Language models (LMs) are increasingly used for tasks that require understanding and reasoning about the world. To ensure that these models behave as we intend, we need to understand their inner workings. This paper proposes a novel framework for understanding and manipulating the causal generation mechanisms in language models.

While previous work has primarily focused on intervening on LMs to alter their behavior, the authors highlight that this approach is insufficient for understanding how interventions affect a model’s output. The authors argue that counterfactuals – scenarios where we imagine how a model would have generated a sentence under a specific intervention – provide a more insightful approach for evaluating interventions.
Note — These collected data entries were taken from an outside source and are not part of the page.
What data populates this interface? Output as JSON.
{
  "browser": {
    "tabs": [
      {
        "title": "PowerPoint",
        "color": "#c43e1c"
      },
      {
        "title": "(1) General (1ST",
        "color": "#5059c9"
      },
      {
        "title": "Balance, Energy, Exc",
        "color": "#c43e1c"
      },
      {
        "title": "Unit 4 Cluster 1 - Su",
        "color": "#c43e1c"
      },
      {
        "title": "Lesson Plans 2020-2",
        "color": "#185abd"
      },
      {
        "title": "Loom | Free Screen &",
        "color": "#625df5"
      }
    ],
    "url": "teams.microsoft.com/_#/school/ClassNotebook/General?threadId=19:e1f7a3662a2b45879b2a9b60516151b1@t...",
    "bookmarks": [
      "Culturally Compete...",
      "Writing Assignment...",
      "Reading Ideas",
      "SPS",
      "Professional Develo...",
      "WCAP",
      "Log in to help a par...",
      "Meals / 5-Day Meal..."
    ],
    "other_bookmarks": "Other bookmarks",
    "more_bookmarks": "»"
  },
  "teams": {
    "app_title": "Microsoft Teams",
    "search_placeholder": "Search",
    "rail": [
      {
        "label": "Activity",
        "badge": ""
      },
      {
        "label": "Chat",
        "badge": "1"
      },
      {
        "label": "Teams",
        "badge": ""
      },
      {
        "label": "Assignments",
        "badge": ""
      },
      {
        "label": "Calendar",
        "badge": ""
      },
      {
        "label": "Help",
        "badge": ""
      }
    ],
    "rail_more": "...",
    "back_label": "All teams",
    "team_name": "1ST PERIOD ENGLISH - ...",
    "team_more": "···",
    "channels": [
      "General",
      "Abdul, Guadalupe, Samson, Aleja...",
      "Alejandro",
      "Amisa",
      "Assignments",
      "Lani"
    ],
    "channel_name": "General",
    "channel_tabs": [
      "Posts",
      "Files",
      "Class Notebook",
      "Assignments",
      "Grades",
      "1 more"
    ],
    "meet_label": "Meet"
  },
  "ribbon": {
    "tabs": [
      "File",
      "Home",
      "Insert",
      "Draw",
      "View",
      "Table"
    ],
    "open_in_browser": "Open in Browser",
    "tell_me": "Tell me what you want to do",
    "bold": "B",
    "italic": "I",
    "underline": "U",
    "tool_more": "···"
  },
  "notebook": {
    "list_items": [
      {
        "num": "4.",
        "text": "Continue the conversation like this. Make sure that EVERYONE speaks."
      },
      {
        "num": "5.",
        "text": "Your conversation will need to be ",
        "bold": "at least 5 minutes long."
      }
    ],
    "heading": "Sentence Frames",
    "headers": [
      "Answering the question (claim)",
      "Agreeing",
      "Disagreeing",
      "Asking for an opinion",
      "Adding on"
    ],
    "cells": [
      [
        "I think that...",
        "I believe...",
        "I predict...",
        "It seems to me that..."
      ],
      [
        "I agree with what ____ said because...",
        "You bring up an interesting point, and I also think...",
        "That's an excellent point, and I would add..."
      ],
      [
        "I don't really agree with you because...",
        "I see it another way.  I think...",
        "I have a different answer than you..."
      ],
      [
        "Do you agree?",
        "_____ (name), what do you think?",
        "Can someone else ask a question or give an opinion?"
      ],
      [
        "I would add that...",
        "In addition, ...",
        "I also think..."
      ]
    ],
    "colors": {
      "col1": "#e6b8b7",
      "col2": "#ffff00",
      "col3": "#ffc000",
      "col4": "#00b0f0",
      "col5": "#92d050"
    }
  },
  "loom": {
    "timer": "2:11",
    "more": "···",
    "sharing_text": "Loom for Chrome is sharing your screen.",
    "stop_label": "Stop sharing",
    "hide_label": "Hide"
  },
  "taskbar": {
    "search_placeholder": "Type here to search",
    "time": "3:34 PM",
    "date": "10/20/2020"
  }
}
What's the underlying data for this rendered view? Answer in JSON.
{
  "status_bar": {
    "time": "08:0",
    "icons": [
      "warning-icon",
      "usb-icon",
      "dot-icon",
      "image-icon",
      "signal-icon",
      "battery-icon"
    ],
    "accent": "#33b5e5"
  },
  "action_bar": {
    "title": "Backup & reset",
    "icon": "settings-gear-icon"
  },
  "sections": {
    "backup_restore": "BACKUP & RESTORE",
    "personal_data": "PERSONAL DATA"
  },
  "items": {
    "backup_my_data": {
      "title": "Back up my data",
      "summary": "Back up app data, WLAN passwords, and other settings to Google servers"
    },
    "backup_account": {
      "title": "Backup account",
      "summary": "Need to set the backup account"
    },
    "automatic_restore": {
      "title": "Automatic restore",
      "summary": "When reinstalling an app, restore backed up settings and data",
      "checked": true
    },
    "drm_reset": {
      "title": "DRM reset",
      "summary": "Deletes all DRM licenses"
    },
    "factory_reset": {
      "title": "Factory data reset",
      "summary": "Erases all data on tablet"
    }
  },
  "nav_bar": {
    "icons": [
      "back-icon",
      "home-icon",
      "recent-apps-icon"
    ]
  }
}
To generate true counterfactual strings, the paper reformulates LMs as Generalized Structural Equation Models (GSEMs), a statistical framework that captures the joint distribution over original strings and their counterfactual counterparts. The authors leverage the Gumbel-max trick to separate the deterministic computation of next-symbol logits from the sampling process, thereby allowing us to model the latent noise variables and generate counterfactuals of observed strings.

They then showcase the utility of their framework by applying it to various commonly used intervention techniques, such as knowledge editing, linear steering, and instruction tuning. They demonstrate that even interventions that are designed to be “minimal”, can have considerable unintended side effects. For example, they find that interventions aimed at changing a model’s knowledge about the location of the Louvre can unexpectedly influence text completions unrelated to location.

The authors also provide evidence that commonly used intervention techniques often fail to achieve their intended targeted effects. They highlight, for example, that gender-based interventions aimed at generating more feminine text can unexpectedly influence text completions unrelated to gender.

This work presents a novel approach for generating true counterfactuals from language models, opening up new possibilities for understanding and manipulating their causal generation mechanisms. The authors show that their approach provides a more precise and insightful tool for evaluating interventions and understanding how interventions can impact model behavior. Their findings suggest that caution is needed when using interventions to modify model behavior, as they may have unintended consequences that are not immediately obvious.

This research represents a significant step towards understanding the causal properties of language models and provides a critical foundation for building more reliable and robust language models for tasks that require understanding and reasoning about the world.